Apr 30 2013
This episode of my favorite podcast, Planet Money provides a great overview of the effects of the US government’s long-time protectiono f the sugar industry on various stakeholders.
When teaching the effects of protectionism, I urge students to evaluate its effects on both consumers and producers. Often, however, students generalize this analysis, and make broad statements like “consumer will pay higher prices for the good”, without clarifying who, exactly, the consumers of the protected good are. In the case of agricultural commodities, the “consumer” is typically not a private individual who buys the product at a store, rather, it’s the producers of process foods that use the commodities as inputs into their products which then are sold to consumers.

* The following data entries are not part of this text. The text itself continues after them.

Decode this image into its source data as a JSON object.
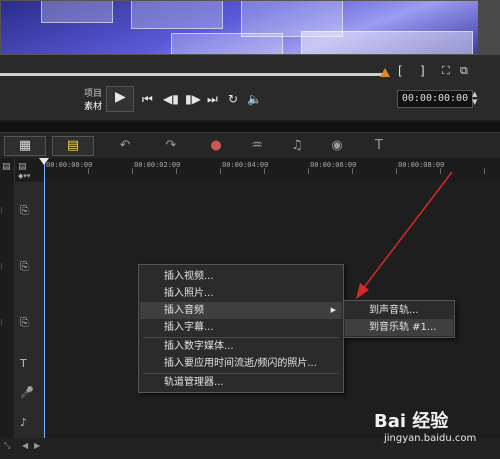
{
  "player": {
    "mode_project": "项目",
    "mode_clip": "素材",
    "timecode": "00:00:00:00",
    "mark_in": "[",
    "mark_out": "]"
  },
  "ruler": {
    "labels": [
      "00:00:00:00",
      "00:00:02:00",
      "00:00:04:00",
      "00:00:06:00",
      "00:00:08:00"
    ]
  },
  "context_menu": {
    "items": [
      {
        "label": "插入视频..."
      },
      {
        "label": "插入照片..."
      },
      {
        "label": "插入音频"
      },
      {
        "label": "插入字幕..."
      },
      {
        "label": "插入数字媒体..."
      },
      {
        "label": "插入要应用时间流逝/频闪的照片..."
      },
      {
        "label": "轨道管理器..."
      }
    ],
    "submenu_arrow": "▶"
  },
  "submenu": {
    "items": [
      {
        "label": "到声音轨..."
      },
      {
        "label": "到音乐轨 #1..."
      }
    ]
  },
  "watermark": {
    "logo": "Bai 经验",
    "url": "jingyan.baidu.com"
  },
  "colors": {
    "accent_arrow": "#d42a2a",
    "scrub_handle": "#e0882a",
    "playhead": "#7ab0ff"
  }
}
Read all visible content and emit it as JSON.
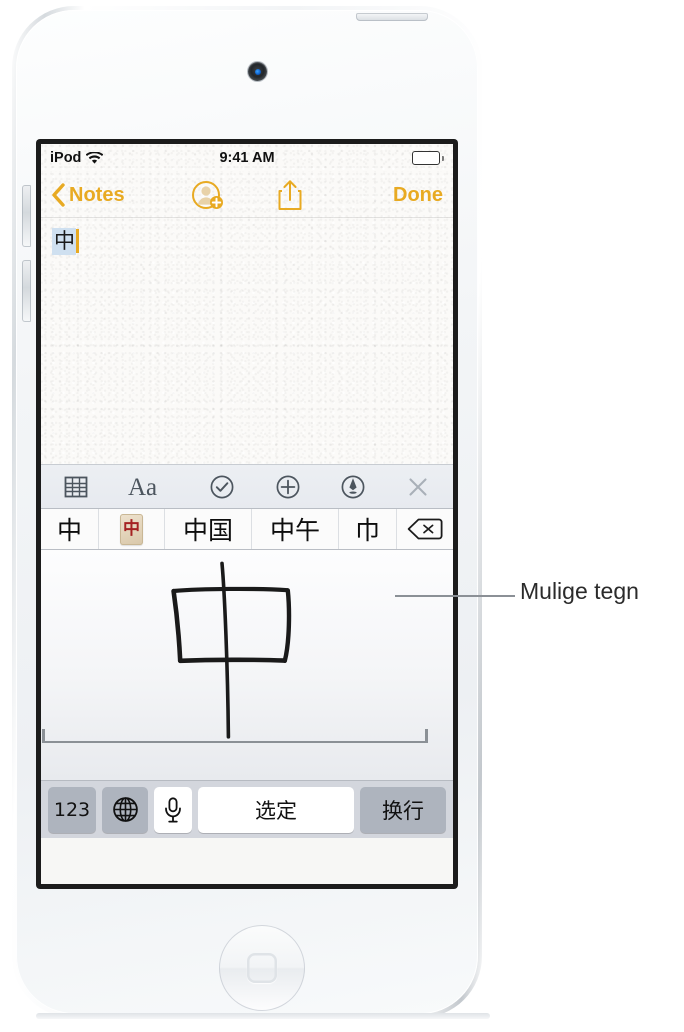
{
  "device": {
    "name": "ipod-touch-white",
    "camera_icon": "front-camera-icon",
    "home_button_icon": "home-button-icon"
  },
  "status_bar": {
    "carrier": "iPod",
    "wifi_icon": "wifi-icon",
    "time": "9:41 AM",
    "battery_icon": "battery-full-icon"
  },
  "nav_bar": {
    "back_chevron_icon": "chevron-left-icon",
    "back_label": "Notes",
    "add_people_icon": "add-person-icon",
    "share_icon": "share-icon",
    "done_label": "Done",
    "accent_color": "#e8aa22"
  },
  "note": {
    "marked_text": "中",
    "caret_color": "#e8aa22",
    "marked_highlight_color": "#cfe0f0"
  },
  "note_toolbar": {
    "items": [
      {
        "name": "table-icon",
        "label": "table"
      },
      {
        "name": "text-format-icon",
        "label": "Aa"
      },
      {
        "name": "checklist-icon",
        "label": "checkmark-circle"
      },
      {
        "name": "attach-icon",
        "label": "plus-circle"
      },
      {
        "name": "markup-pen-icon",
        "label": "pen-circle"
      },
      {
        "name": "close-icon",
        "label": "close"
      }
    ]
  },
  "candidate_bar": {
    "candidates": [
      {
        "text": "中",
        "style": "plain"
      },
      {
        "text": "中",
        "style": "mahjong-tile"
      },
      {
        "text": "中国",
        "style": "plain"
      },
      {
        "text": "中午",
        "style": "plain"
      },
      {
        "text": "巾",
        "style": "plain"
      }
    ],
    "backspace_icon": "delete-backward-icon"
  },
  "handwriting_pad": {
    "drawn_character": "中",
    "stroke_color": "#1a1a1a"
  },
  "keyboard_row": {
    "numeric_label": "123",
    "globe_icon": "globe-icon",
    "mic_icon": "microphone-icon",
    "select_label": "选定",
    "return_label": "换行",
    "key_color": "#aeb4be",
    "row_background": "#d3d6dd"
  },
  "callout": {
    "label": "Mulige tegn",
    "line_color": "#8b9096"
  }
}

This is all to say that there is more than just a loss of “consumer surplus” in the market for a protected agricultural commodity. Rather, the effects can be far more serious, as the producers of hte consumer goods that use the commodity as an input may be forced to shut down their domestic production and move overseas. This is the story told in the podcast, as the maker of the candy dum dums has moved its plants to Mexico to take advantage not of lower wages or less regulation, rather the cheaper sugar that can be acquired there.
Listen to the podcast, and respond to the discussion questions that follow:
- What method does the US government use to protect domestic sugar producers?
- What are the main economic arguments for continued protection of the US sugar industry?
- What are the main arguments for the removal of protection of US sugar producers?